The film was released on February 14, 2003 and opened at #4 in its 4-day opening weekend with $14,109,797. At the end of its run, the film grossed $47,901,582 in the United States and $87,802,017 in foreign countries totaling $135,703,599 worldwide. It could be considered a box office success, based on its $20 million budget.

===Home media===
The Jungle Book 2 was released on both VHS and DVD on June 10, 2003. The bonus features included the behind-the-scenes, some music videos, "W-I-L-D", "I Wan'na Be like You" and "Jungle Rhythm", and deleted scenes. It was rereleased on June 17, 2008 as a "Special Edition" DVD with additional bonus features. In the United States, the 2008 DVD release sold 126,593 units and grossed in two weeks. The film was first released on Blu-ray on March 18, 2014; a Blu-ray release was also included as part of the Disney Legacy Animated Film Collection on November 14, 2023. As of 2024, an unlimited DVD/Blu-ray release of this film has yet to be announced.

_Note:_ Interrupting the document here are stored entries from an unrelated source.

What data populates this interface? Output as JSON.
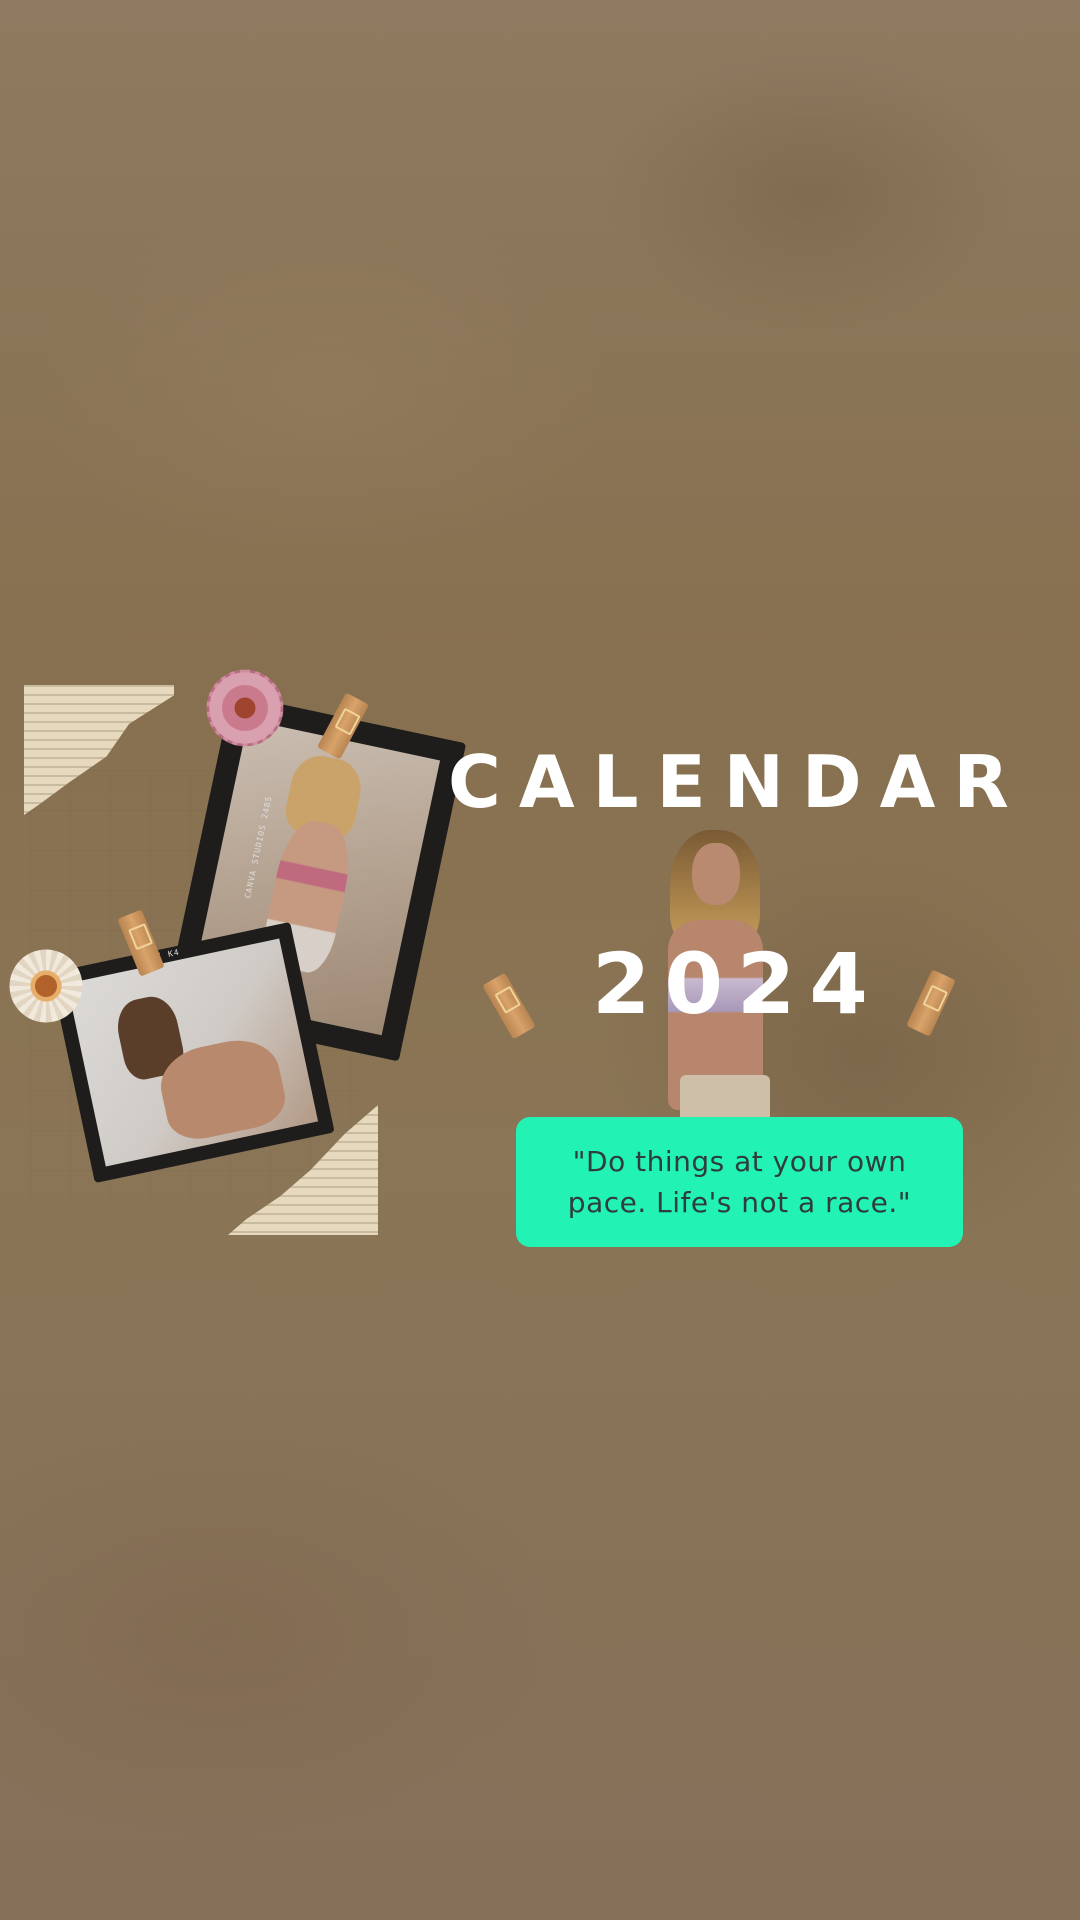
{
  "page": {
    "background_color": "#8a7357",
    "accent_color": "#22f2b3"
  },
  "header": {
    "title": "CALENDAR",
    "year": "2024"
  },
  "quote": {
    "text": "\"Do things at your own\npace. Life's not a race.\""
  },
  "decorations": {
    "frame_back_label": "CANVA STUDIOS 2485",
    "frame_front_label": "FUJI K4"
  }
}
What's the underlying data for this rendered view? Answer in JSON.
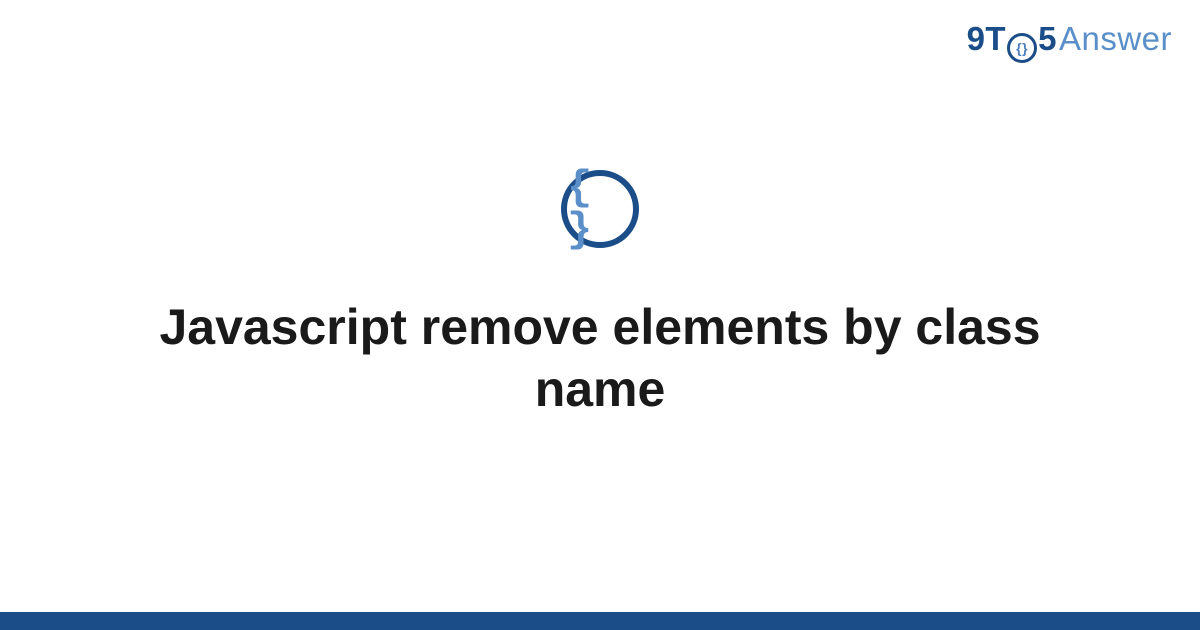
{
  "brand": {
    "part1": "9T",
    "ring_glyph": "{}",
    "part2": "5",
    "part3": "Answer"
  },
  "topic_icon_glyph": "{ }",
  "title": "Javascript remove elements by class name",
  "colors": {
    "primary": "#1b4d88",
    "accent": "#5a8fc9"
  }
}
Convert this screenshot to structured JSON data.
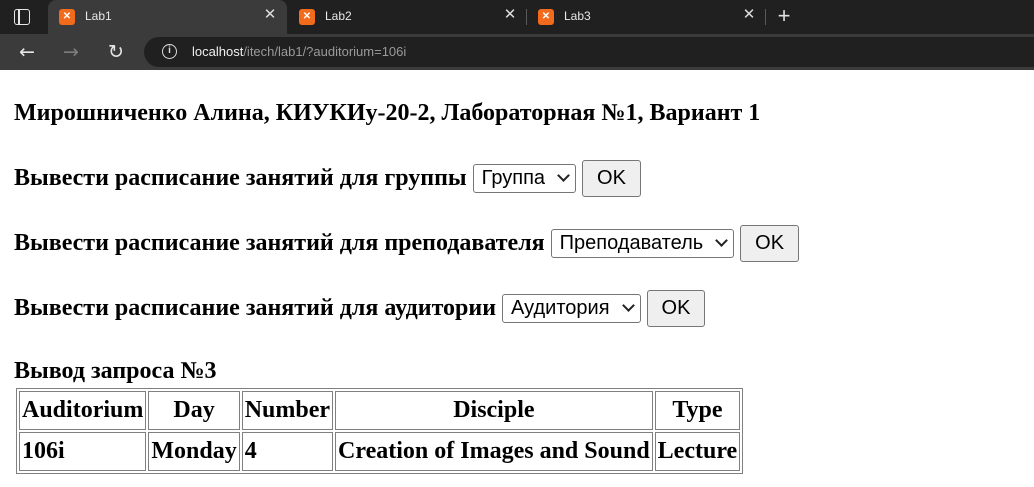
{
  "browser": {
    "tabs": [
      {
        "label": "Lab1",
        "active": true
      },
      {
        "label": "Lab2",
        "active": false
      },
      {
        "label": "Lab3",
        "active": false
      }
    ],
    "close_glyph": "✕",
    "newtab_glyph": "+",
    "url_host": "localhost",
    "url_path": "/itech/lab1/?auditorium=106i"
  },
  "page": {
    "title": "Мирошниченко Алина, КИУКИу-20-2, Лабораторная №1, Вариант 1",
    "queries": [
      {
        "label": "Вывести расписание занятий для группы",
        "select_value": "Группа",
        "button": "OK"
      },
      {
        "label": "Вывести расписание занятий для преподавателя",
        "select_value": "Преподаватель",
        "button": "OK"
      },
      {
        "label": "Вывести расписание занятий для аудитории",
        "select_value": "Аудитория",
        "button": "OK"
      }
    ],
    "result_title": "Вывод запроса №3",
    "table": {
      "headers": [
        "Auditorium",
        "Day",
        "Number",
        "Disciple",
        "Type"
      ],
      "rows": [
        [
          "106i",
          "Monday",
          "4",
          "Creation of Images and Sound",
          "Lecture"
        ]
      ]
    }
  },
  "colors": {
    "tabbar_bg": "#202020",
    "toolbar_bg": "#3b3b3b",
    "favicon": "#f26a1b"
  }
}
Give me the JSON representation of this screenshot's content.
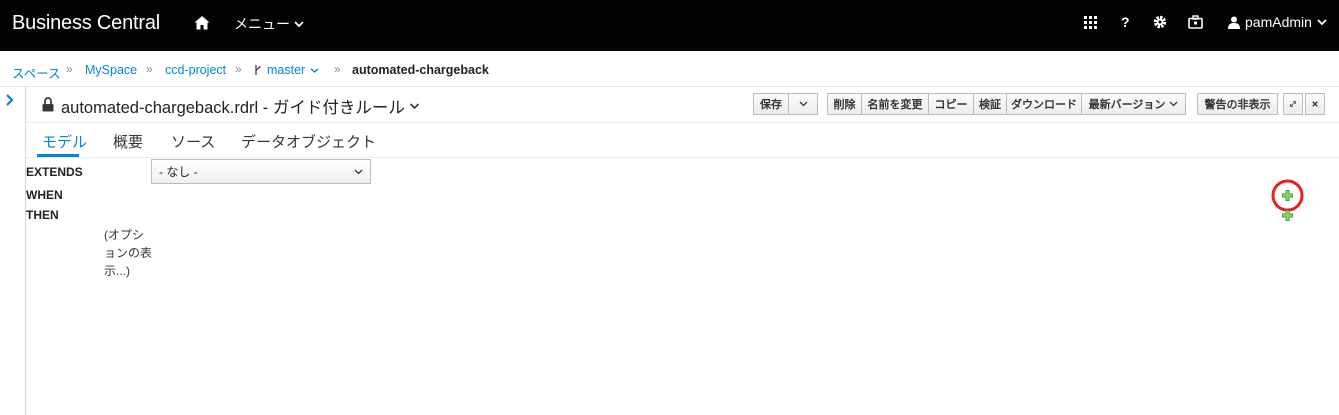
{
  "navbar": {
    "brand": "Business Central",
    "menu_label": "メニュー",
    "help_label": "?",
    "user_label": "pamAdmin"
  },
  "breadcrumb": {
    "items": [
      "スペース",
      "MySpace",
      "ccd-project",
      "master",
      "automated-chargeback"
    ],
    "separator": "»"
  },
  "editor": {
    "title": "automated-chargeback.rdrl - ガイド付きルール",
    "toolbar_save": [
      "保存"
    ],
    "toolbar_actions": [
      "削除",
      "名前を変更",
      "コピー",
      "検証",
      "ダウンロード",
      "最新バージョン"
    ],
    "toolbar_hide_warnings": "警告の非表示"
  },
  "tabs": [
    "モデル",
    "概要",
    "ソース",
    "データオブジェクト"
  ],
  "rule": {
    "extends_label": "EXTENDS",
    "extends_value": "- なし -",
    "when_label": "WHEN",
    "then_label": "THEN",
    "options_line1": "(オプシ",
    "options_line2": "ョンの表",
    "options_line3": "示...)"
  },
  "colors": {
    "navbar_bg": "#030303",
    "link_blue": "#0088ce",
    "add_green": "#3f9c35",
    "highlight_red": "#e8211f"
  },
  "icons": [
    "home-icon",
    "chevron-down-icon",
    "grid-icon",
    "gear-icon",
    "briefcase-icon",
    "user-icon",
    "branch-icon",
    "lock-icon",
    "expand-icon",
    "close-icon",
    "plus-icon",
    "angle-right-icon"
  ]
}
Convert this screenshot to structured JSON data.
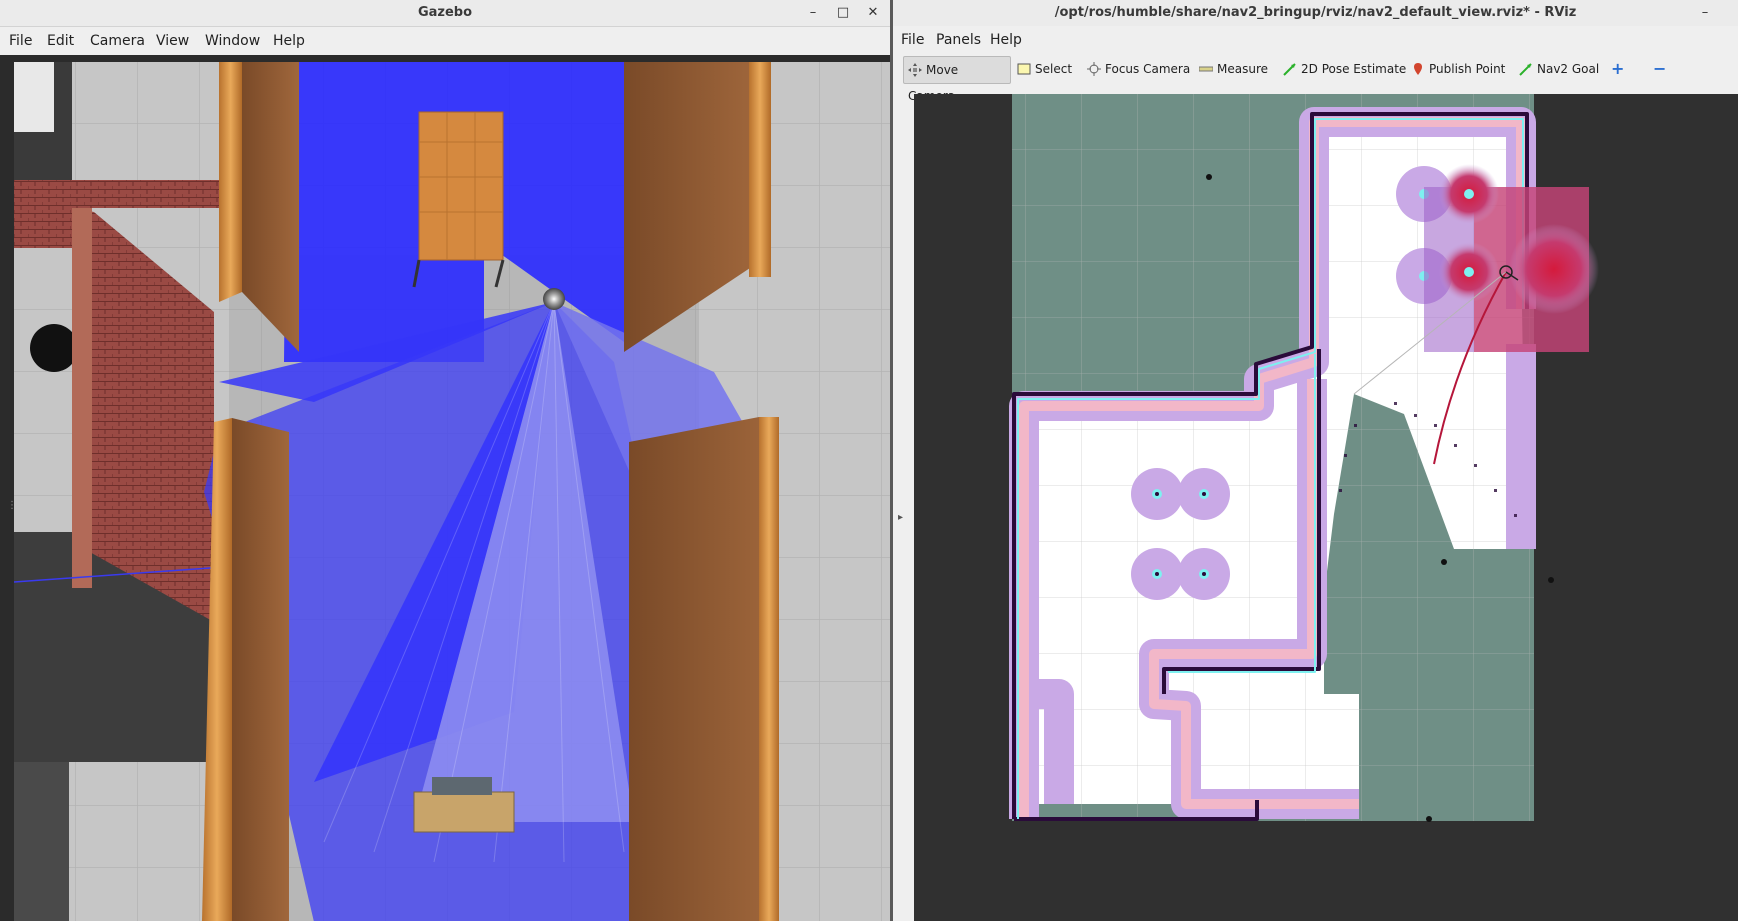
{
  "gazebo": {
    "title": "Gazebo",
    "menu": [
      "File",
      "Edit",
      "Camera",
      "View",
      "Window",
      "Help"
    ],
    "window_controls": {
      "minimize": "–",
      "maximize": "□",
      "close": "✕"
    }
  },
  "rviz": {
    "title": "/opt/ros/humble/share/nav2_bringup/rviz/nav2_default_view.rviz* - RViz",
    "menu": [
      "File",
      "Panels",
      "Help"
    ],
    "window_controls": {
      "minimize": "–"
    },
    "tools": [
      {
        "label": "Move Camera",
        "icon": "move-camera-icon",
        "active": true
      },
      {
        "label": "Select",
        "icon": "select-icon"
      },
      {
        "label": "Focus Camera",
        "icon": "focus-camera-icon"
      },
      {
        "label": "Measure",
        "icon": "ruler-icon"
      },
      {
        "label": "2D Pose Estimate",
        "icon": "pose-arrow-icon"
      },
      {
        "label": "Publish Point",
        "icon": "map-pin-icon"
      },
      {
        "label": "Nav2 Goal",
        "icon": "goal-arrow-icon"
      }
    ],
    "extra_tools": {
      "add": "+",
      "remove": "−"
    }
  },
  "colors": {
    "laser_scan": "#2b2bff",
    "costmap_inflation": "#c9a9e6",
    "costmap_lethal": "#2a0b3a",
    "costmap_inscribed": "#7ef0f0",
    "unknown_space": "#6f8f86",
    "free_space": "#ffffff",
    "local_costmap_high": "#e0304c"
  }
}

==Cancelled sequel and TV series==
In 2003, a third installment to The Jungle Book was planned. It would have been about Baloo and Shere Khan being captured and sold off to a Russian circus, and Mowgli, Shanti, Ranjan, and Bagheera deciding to save them both. Over the course of the film, Shere Khan regrets his hatred against humanity after the events of the previous two films because of his capture, and eventually reforms after Mowgli and his friends rescued them. The project was never materialized and has yet to be reinstated due to Tony Jay's death in 2006. Before the movie was released a TV series taking place after the movie was pitched by John Fountain and was called Mowgli and Baloo's Jungle Jams which was to be shown in the style of the comic strip Calvin and Hobbes but it was never accepted.